十二支のはじまり (行事むかしむかし (十二支のはなし)) Book 十二支のはじまり (行事むかしむかし (十二支のはなし))

著者:谷 真介
販売元:佼成出版社
Amazon.co.jpで詳細を確認する

 干支は、1300年ほど前に中国から伝えられた暦の表し方ですが、現在の日本では、十二支だけが人々の生活の暦として残り、十干を知っている人は少なくなりました。その十二支の由来も全国的にいろいろなお話として伝えられているようです。『十二支のはじまり』では、岡山県に伝わるお話が紹介されています。
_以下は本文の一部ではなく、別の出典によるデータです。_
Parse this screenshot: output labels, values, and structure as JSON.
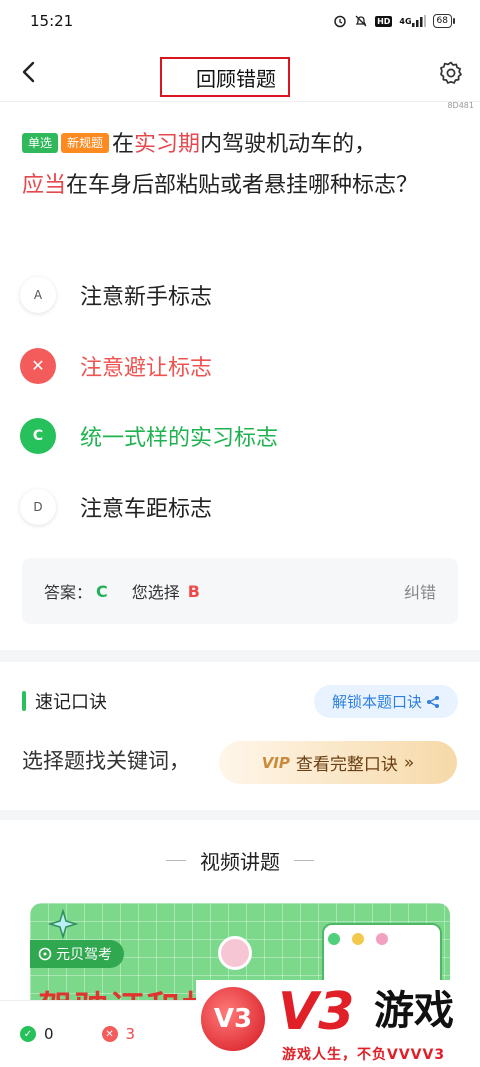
{
  "status_bar": {
    "time": "15:21",
    "hd": "HD",
    "network": "4G",
    "battery": "68"
  },
  "header": {
    "title": "回顾错题",
    "question_id": "8D481"
  },
  "question": {
    "tag_type": "单选",
    "tag_new": "新规题",
    "text_before": "在",
    "text_hl1": "实习期",
    "text_mid": "内驾驶机动车的，",
    "text_hl2": "应当",
    "text_after": "在车身后部粘贴或者悬挂哪种标志？"
  },
  "options": [
    {
      "badge": "A",
      "text": "注意新手标志",
      "state": "normal"
    },
    {
      "badge": "✕",
      "text": "注意避让标志",
      "state": "wrong"
    },
    {
      "badge": "C",
      "text": "统一式样的实习标志",
      "state": "correct"
    },
    {
      "badge": "D",
      "text": "注意车距标志",
      "state": "normal"
    }
  ],
  "answer": {
    "answer_label": "答案：",
    "answer_value": "C",
    "choice_label": "您选择",
    "choice_value": "B",
    "correction": "纠错"
  },
  "mnemonic": {
    "title": "速记口诀",
    "unlock_label": "解锁本题口诀",
    "preview": "选择题找关键词，",
    "vip_mark": "VIP",
    "vip_label": "查看完整口诀",
    "vip_arrow": "»"
  },
  "video": {
    "title": "视频讲题",
    "brand": "元贝驾考",
    "banner_text": "驾驶证和机"
  },
  "footer": {
    "correct_count": "0",
    "wrong_count": "3"
  },
  "watermark": {
    "logo": "V3",
    "big": "V3",
    "game": "游戏",
    "slogan": "游戏人生，不负VVVV3"
  },
  "colors": {
    "accent_green": "#27c15b",
    "error_red": "#f45b5b",
    "highlight": "#e5484d",
    "link_blue": "#2f7fe0"
  }
}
 「元日の あさ、しん年の あいさつに ごてんに きなさい。一ばん はやく きた ものから 十二ばんめまで、 じゅんばんに 一年かんずつ、 どうぶつたちの 王さまに して やろう」という神様の呼びかけから物語が始まります。その上に、お正月のご馳走をしてくださると神様は言っています。
 版画で描かれた動物たちは、リスも鹿もクマも猫も…もちろん十二支に入っている動物たちもみんな大きな眼を開けて、神様のお話を熱心に聴いています。神様は立派なお姿…さて、どの動物がどのようにして、神様の御殿にたどり着くのでしょう。

 ネズミにだまされる猫の寝ぼけ顔が何とも滑稽です。一生懸命に歩く牛の姿、その上に寝そべっているネズミの姿、あらあら、御殿の扉が開かれると、ひょいと飛び降りて、牛の先をゆくネズミ。「なあに。一ばんに ならなくても、十二ばんまでに はいれば いいんだ。…」と牛は大らかです。それに続く、トラ、ウサギ、蛇、龍、馬…みんな生き生きと描かれています。

 いつもは、夜明けを告げるニワトリが一番でなかったのはなぜでしょう。言い訳を聞いて、門番が笑っているように見えます。もうもうと土煙を上げて走ってくる最後の二匹…一体、どうなるのでしょう。それは、この絵本を開いてからのお楽しみです。

 生き生きと描かれた動物たちの絵を見ているだけでも、楽しく、元気が出てくる絵本です。あとがきに、十干と十二支の由来が説明されていますが、子供たちにとっては、各地に伝えられたお話の方がきっと楽しいでしょう。年の初めにお子さんと一緒に十二支の由来のお話を読んでみてはいかがでしょうか。

(上記は、ほのぼの文庫管理人まざあぐうすが、2005/01/07 bk1に投稿したレビューです。)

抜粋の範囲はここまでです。